No matter what is going on in the parade, there's always someone watching the parade who is just as interesting. Like this guy -
"Goonies Forever." Classic.
Then it was off to the Black Hills. There's nothing like the Black Hills of South Dakota in summer. Any season really, but especially summer for me. We would be staying at a campground in Hill City, and no trip to Hill City is complete without a stop at the Bumpin' Buffalo. It's across the street from the Mangy Moose, which also looks like a fun place, but the rooftop patio at the BB is pretty cool. It's even better when there's a hard rain beating out a rhythm on the tin roof. It made for a very pleasant evening, which included us and a couple of friends around the campfire after the rain stopped; talking about the events of the day and plans for tomorrow.
We enjoyed a nice bicycle ride Saturday morning under a bright sunny sky that was so blue it was almost purple -
In the afternoon we traveled on to Custer to see what all the excitement was about regarding a popular burger joint. And, by popular, I mean lines out the door and around the corner. No way we were going to wait in a line like that to get in to what looked like a very small and unexceptional cafe. Good thing we didn't wait, because we found another place close by called the Buglin' Bull (what's with these names?) that also had rooftop seating ... and the best nachos I've had in quiet a long time.
We decided we would visit the Crazy Horse Memorial that night and see the laser light show. We had heard mixed reviews about it, but had never been there ourselves so we decided it was time. I have always been suspicious of this place and my visit confirmed my suspicions. I was extremely disappointed. The laser show appeared to be very low tech, something that you may have seen in 1995. The first image projected onto the mountain at the beginning of the show was...wait for it...a logo for U.S. Smokeless Tobacco. Other corporate sponsors followed. "This program to protect and preserve the culture, tradition and living heritage of the North American Indians is brought to you by EconoLodge."
Okay, I know they need money to keep the memorial open, but I believe they've gone too far. Other examples of the excess in solicitations are the donation boxes everywhere and the raffle ticket displays in the main exhibit halls.
And as far as their proud claim of not accepting any federal or state government funding, could it be that it's because then they would have to finish it? That would mean the donation angle would be diminished and they would be forced to depend on admission ticket sales for their income. There has been very little progress made in the last decade.

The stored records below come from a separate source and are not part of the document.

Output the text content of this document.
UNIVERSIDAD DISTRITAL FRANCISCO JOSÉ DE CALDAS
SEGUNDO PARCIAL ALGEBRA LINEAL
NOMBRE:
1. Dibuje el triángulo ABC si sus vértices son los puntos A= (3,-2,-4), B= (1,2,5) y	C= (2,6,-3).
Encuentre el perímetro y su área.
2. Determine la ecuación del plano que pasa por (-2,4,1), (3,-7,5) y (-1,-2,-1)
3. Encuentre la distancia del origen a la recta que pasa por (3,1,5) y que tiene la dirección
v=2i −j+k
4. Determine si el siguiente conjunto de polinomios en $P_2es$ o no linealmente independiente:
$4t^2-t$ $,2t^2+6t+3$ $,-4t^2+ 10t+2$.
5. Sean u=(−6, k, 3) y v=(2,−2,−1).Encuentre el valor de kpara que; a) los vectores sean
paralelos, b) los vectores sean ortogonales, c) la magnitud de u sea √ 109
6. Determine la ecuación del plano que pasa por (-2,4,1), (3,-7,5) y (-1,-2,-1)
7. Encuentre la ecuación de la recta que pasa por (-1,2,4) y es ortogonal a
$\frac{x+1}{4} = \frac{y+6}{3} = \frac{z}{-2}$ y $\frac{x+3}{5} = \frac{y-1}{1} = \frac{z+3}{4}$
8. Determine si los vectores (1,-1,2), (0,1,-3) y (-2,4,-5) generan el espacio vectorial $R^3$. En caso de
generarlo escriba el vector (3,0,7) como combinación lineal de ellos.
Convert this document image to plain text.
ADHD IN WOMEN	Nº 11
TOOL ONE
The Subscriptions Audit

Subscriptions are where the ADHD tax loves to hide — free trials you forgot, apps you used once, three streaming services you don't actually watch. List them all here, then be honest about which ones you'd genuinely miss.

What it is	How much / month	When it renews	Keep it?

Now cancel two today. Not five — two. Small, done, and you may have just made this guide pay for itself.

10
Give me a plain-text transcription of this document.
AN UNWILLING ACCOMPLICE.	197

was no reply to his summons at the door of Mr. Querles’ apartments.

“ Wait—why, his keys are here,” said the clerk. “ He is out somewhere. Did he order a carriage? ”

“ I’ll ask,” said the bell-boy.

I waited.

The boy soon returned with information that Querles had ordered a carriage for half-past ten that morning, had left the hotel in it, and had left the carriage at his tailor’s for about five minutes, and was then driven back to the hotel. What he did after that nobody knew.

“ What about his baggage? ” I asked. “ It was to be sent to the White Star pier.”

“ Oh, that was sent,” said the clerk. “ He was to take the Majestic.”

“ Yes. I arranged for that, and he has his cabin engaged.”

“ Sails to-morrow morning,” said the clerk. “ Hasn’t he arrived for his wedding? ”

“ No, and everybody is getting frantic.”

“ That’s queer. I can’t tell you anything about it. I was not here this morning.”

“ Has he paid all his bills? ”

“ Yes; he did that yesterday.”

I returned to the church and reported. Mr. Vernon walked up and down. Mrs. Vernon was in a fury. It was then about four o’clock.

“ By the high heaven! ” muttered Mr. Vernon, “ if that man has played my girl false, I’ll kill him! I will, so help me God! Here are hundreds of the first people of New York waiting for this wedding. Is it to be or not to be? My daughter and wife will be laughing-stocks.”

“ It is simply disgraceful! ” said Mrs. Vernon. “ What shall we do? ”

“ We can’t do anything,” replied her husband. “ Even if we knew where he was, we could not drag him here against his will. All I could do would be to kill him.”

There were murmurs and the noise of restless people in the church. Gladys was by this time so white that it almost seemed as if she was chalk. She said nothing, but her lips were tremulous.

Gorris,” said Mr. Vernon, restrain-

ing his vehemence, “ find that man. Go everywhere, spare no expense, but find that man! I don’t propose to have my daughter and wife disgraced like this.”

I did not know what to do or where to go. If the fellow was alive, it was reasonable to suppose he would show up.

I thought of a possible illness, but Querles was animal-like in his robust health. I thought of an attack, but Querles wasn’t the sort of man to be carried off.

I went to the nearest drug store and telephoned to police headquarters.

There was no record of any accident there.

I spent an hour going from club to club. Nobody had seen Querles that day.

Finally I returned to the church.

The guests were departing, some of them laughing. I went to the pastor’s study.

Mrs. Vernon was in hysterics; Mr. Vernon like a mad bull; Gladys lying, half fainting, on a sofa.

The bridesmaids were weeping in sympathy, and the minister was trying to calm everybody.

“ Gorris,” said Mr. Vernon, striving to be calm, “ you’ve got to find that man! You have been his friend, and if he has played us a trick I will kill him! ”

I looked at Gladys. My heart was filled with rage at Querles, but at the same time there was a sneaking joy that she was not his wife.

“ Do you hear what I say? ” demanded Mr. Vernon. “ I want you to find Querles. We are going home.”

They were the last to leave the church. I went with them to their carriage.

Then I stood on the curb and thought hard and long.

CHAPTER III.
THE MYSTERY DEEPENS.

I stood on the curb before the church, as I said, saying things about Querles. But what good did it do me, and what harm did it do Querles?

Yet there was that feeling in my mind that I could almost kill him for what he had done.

I would think that a project begun 65 years ago would be completed by now. Mount Rushmore was carved in less than 15 years. And that was over 70 years ago. Construction methods, tools and technology have greatly improved since then. It simply shouldn't take this long.
Despite the fact that it is not anywhere near being completed it still is a beautiful sight to view at night when the mountain is bathed in light.
And even though the museum and cultural center is not much larger than the gift shop, it is very interesting to see the artifacts and historical photos, as well as the Native American and Western art.
But, as far as the sculpture itself on the big mountain in the heart of the Black Hills - get to work and finish it!